During his remarks, Nordhaus quoted a toast given by Koopmans during the 1975 Economics Nobel banquet to show Koopmans’ foresight on environmental issues. “We need to seek a balance between enegy production, food production, and anticipated other global eﬀects and interregional inequities to be compensated for,” read one line from Koopmans toast. “I thought that was really extrordinary; so far ahead of everyone else. So far ahead of his time,” said Nordhaus.
“That was what was so special about working with Tjalling,” said Nordhaus. “He had fundemental and deep insights into so many areas. It lives with me and my spirt in a way I think about economics, and a way I think about society and social issues.”
Ann Frankel was joined by her husband Joseph Frankel, her son Martin Ünsel-Frankel, and Martin’s wife, Gün Ünsal-Frankel. Joseph Frankel reminesed of Koopmans from a “diﬀerent perspective” with an anctedote as a “young suitor” when courting Ann. Joseph Frankel said he was given a problem by Koopmans to solve to see if he was capable of a shift in perspective. “Foruntatley, I passed that one,” quipped Frankel.
Tjalling Koopmans (jointly with Leonid Kantorovich) was awarded the Nobel Memorial Prize in Economic Sciences in 1975 for his contributions to the ﬁeld of resource allocation, speciﬁcally the theory of optimal use of resources. ”I think [the medal] is and will be an inspiration for faculty and students who come here to see it,” said Nordhaus.
The medal is planned to be permanently displayed in the Cowles Foundation building at 30 Hillhouse Ave. A brief biogrpahy of Tjalling can be found on the Cowles website.
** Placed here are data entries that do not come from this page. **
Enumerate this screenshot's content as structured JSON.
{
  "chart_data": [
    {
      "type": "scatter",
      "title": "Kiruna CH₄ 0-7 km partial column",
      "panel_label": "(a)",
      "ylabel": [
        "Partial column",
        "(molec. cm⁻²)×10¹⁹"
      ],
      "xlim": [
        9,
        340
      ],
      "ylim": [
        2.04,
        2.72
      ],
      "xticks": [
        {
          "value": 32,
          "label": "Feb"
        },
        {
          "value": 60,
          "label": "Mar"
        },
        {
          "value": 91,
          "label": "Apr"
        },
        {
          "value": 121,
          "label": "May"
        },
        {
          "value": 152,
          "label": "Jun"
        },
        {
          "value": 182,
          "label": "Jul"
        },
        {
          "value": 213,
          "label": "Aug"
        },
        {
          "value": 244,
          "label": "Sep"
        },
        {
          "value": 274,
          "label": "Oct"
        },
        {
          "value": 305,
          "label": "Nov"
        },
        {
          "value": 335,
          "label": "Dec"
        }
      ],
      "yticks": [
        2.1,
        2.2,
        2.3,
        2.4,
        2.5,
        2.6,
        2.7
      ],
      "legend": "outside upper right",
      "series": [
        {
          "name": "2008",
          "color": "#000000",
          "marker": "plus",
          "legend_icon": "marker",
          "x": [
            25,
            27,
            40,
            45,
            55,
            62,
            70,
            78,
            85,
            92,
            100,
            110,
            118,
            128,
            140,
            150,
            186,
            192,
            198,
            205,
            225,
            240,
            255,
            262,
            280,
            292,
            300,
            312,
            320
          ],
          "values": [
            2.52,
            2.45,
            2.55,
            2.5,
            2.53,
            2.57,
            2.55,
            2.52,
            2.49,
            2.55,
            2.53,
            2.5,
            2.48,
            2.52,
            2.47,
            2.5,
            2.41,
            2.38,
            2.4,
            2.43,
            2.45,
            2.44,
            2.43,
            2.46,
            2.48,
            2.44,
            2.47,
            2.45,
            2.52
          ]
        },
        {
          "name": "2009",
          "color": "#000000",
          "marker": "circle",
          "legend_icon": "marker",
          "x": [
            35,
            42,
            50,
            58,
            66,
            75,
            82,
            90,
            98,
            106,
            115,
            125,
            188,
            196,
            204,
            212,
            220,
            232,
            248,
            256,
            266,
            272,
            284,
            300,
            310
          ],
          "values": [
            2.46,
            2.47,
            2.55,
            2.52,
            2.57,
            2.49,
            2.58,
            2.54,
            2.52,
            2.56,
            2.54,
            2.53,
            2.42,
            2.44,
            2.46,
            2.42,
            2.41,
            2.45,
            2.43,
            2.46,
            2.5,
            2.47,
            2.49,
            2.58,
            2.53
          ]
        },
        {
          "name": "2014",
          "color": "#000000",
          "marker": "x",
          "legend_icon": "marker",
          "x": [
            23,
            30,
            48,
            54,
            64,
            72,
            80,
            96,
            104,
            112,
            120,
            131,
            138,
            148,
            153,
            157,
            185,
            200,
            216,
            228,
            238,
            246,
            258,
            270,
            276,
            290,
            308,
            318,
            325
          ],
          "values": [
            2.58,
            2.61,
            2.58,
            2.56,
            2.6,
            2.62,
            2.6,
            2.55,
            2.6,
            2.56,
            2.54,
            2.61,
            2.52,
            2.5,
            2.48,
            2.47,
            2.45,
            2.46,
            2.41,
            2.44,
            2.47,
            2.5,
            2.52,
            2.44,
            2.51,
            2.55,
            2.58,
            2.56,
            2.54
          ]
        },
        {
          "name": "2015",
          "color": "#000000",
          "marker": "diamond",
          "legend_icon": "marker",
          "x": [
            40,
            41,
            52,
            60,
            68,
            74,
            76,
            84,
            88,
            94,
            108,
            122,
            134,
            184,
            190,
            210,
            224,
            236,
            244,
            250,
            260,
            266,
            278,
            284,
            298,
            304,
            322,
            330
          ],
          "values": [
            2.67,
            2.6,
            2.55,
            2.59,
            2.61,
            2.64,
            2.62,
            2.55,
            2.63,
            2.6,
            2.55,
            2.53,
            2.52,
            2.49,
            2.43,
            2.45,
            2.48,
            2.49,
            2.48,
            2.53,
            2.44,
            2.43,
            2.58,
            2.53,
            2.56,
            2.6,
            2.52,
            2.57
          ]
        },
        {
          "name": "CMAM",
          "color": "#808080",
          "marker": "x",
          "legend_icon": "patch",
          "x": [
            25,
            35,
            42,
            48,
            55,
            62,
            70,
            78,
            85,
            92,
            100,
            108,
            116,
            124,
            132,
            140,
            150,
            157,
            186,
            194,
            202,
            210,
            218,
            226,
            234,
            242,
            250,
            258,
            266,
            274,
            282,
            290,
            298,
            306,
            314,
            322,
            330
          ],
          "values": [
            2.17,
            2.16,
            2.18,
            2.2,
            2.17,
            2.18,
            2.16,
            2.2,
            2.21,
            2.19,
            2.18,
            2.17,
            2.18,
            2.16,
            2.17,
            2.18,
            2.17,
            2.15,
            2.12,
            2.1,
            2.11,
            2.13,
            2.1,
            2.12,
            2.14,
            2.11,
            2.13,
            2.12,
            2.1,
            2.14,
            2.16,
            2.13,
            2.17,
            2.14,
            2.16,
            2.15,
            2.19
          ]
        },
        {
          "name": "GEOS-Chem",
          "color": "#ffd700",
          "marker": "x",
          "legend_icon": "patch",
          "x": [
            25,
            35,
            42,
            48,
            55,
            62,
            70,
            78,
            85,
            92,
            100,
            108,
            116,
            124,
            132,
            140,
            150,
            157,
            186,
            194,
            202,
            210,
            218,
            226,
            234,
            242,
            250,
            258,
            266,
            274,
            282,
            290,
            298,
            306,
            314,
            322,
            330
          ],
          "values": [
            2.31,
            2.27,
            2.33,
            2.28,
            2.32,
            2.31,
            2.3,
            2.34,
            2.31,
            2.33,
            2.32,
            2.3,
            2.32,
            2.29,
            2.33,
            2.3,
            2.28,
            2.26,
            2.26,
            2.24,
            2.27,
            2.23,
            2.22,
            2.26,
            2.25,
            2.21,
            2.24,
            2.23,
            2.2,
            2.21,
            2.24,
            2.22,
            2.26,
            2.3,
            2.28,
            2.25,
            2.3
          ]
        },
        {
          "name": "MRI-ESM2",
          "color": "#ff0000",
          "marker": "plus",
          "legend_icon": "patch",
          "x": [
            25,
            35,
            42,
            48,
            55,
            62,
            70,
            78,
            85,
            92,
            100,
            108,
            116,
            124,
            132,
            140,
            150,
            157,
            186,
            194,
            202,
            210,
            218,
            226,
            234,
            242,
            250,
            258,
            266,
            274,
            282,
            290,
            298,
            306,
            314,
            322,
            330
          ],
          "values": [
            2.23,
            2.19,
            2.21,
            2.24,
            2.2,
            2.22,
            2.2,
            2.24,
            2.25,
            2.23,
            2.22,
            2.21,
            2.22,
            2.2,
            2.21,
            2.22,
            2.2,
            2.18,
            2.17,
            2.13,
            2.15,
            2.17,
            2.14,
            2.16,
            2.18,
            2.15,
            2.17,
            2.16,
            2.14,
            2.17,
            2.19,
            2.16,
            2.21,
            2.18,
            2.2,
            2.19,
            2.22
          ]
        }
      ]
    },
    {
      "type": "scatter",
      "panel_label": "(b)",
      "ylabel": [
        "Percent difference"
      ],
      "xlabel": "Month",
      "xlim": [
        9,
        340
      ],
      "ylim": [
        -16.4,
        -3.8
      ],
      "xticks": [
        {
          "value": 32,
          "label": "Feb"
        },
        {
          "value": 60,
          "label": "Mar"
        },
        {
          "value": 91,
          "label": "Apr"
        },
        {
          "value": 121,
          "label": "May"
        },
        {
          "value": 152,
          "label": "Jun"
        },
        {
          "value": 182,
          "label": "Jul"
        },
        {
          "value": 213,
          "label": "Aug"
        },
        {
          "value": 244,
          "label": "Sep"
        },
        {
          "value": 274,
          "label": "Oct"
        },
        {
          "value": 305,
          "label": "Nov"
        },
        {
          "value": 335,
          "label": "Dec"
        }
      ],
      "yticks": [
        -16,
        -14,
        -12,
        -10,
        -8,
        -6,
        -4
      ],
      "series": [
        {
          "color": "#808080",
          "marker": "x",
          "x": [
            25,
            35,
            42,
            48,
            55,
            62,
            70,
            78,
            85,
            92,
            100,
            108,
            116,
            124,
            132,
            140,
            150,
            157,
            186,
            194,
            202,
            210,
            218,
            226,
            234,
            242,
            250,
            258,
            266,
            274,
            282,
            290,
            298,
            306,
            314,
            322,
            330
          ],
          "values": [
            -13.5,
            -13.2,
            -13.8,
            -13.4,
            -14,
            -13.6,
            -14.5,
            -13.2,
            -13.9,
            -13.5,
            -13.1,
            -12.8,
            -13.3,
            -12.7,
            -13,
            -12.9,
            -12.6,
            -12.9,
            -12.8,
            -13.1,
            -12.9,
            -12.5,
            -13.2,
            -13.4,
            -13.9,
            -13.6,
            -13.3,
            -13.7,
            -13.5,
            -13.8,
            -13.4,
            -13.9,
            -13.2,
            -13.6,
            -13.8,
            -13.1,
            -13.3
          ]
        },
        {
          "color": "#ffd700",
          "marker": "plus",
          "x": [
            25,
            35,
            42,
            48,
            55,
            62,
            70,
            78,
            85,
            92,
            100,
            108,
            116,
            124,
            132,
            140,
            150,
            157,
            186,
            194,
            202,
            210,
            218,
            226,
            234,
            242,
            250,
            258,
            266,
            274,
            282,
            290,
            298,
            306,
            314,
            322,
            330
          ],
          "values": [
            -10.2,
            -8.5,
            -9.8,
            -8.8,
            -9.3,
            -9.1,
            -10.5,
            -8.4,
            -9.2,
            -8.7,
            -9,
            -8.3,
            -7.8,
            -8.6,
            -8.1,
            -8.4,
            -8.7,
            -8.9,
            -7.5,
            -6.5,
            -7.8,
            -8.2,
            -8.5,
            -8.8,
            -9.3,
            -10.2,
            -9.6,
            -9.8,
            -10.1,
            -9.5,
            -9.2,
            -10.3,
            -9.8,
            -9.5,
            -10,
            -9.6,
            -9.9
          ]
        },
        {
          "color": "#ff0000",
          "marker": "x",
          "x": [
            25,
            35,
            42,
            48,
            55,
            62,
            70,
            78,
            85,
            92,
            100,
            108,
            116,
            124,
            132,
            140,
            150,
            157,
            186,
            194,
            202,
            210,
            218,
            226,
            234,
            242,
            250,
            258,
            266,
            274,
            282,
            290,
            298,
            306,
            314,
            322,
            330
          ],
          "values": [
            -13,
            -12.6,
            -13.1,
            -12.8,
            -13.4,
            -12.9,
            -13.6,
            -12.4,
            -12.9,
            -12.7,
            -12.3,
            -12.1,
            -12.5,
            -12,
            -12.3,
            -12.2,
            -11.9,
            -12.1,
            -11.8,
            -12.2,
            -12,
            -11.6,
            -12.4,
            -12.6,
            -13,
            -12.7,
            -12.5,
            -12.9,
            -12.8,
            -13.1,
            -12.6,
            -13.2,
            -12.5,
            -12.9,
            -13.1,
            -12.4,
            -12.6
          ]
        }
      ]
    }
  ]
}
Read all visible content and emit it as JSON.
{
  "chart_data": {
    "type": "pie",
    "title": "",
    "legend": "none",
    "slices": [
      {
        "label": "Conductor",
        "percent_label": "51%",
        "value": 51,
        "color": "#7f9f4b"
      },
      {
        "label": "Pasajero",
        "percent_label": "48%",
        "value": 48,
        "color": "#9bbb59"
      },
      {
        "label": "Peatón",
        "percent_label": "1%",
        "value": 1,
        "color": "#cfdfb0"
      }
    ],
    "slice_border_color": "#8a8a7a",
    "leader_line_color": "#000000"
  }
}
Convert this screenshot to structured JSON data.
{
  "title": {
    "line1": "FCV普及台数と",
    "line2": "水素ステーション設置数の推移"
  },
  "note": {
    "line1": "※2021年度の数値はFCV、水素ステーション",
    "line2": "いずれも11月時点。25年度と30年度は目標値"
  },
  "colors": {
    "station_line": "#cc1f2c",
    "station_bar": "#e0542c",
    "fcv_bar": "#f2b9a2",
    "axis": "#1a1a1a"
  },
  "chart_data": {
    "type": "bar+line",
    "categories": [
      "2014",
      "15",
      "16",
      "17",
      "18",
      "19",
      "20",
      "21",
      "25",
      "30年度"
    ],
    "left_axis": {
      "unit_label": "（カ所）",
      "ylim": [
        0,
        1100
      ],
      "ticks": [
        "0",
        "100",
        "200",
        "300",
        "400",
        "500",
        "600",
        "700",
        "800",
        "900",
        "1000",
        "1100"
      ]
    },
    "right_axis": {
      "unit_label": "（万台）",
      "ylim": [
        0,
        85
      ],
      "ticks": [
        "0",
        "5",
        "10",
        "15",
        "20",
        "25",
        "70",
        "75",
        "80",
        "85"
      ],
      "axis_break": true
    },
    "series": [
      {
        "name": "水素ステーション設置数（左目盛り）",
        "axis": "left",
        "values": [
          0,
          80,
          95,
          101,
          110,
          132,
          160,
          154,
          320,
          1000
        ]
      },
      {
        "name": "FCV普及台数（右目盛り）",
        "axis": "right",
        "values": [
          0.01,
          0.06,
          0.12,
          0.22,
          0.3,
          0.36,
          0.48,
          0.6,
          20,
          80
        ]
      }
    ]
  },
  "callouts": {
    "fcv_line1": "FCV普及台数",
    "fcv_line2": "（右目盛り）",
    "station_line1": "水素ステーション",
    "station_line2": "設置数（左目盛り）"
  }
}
To show Koopmans’ forethought on how climate change would have an impact for future generations, Professor Nordhaus quoted from a toast given by Koopmans at the 1975 Economics Nobel banquet dinner. One sentence from Koopmans’ toast said, “We need to seek a balance between enegy production, food production, and anticipated other global eﬀects and interregional inequities to be compensated for.”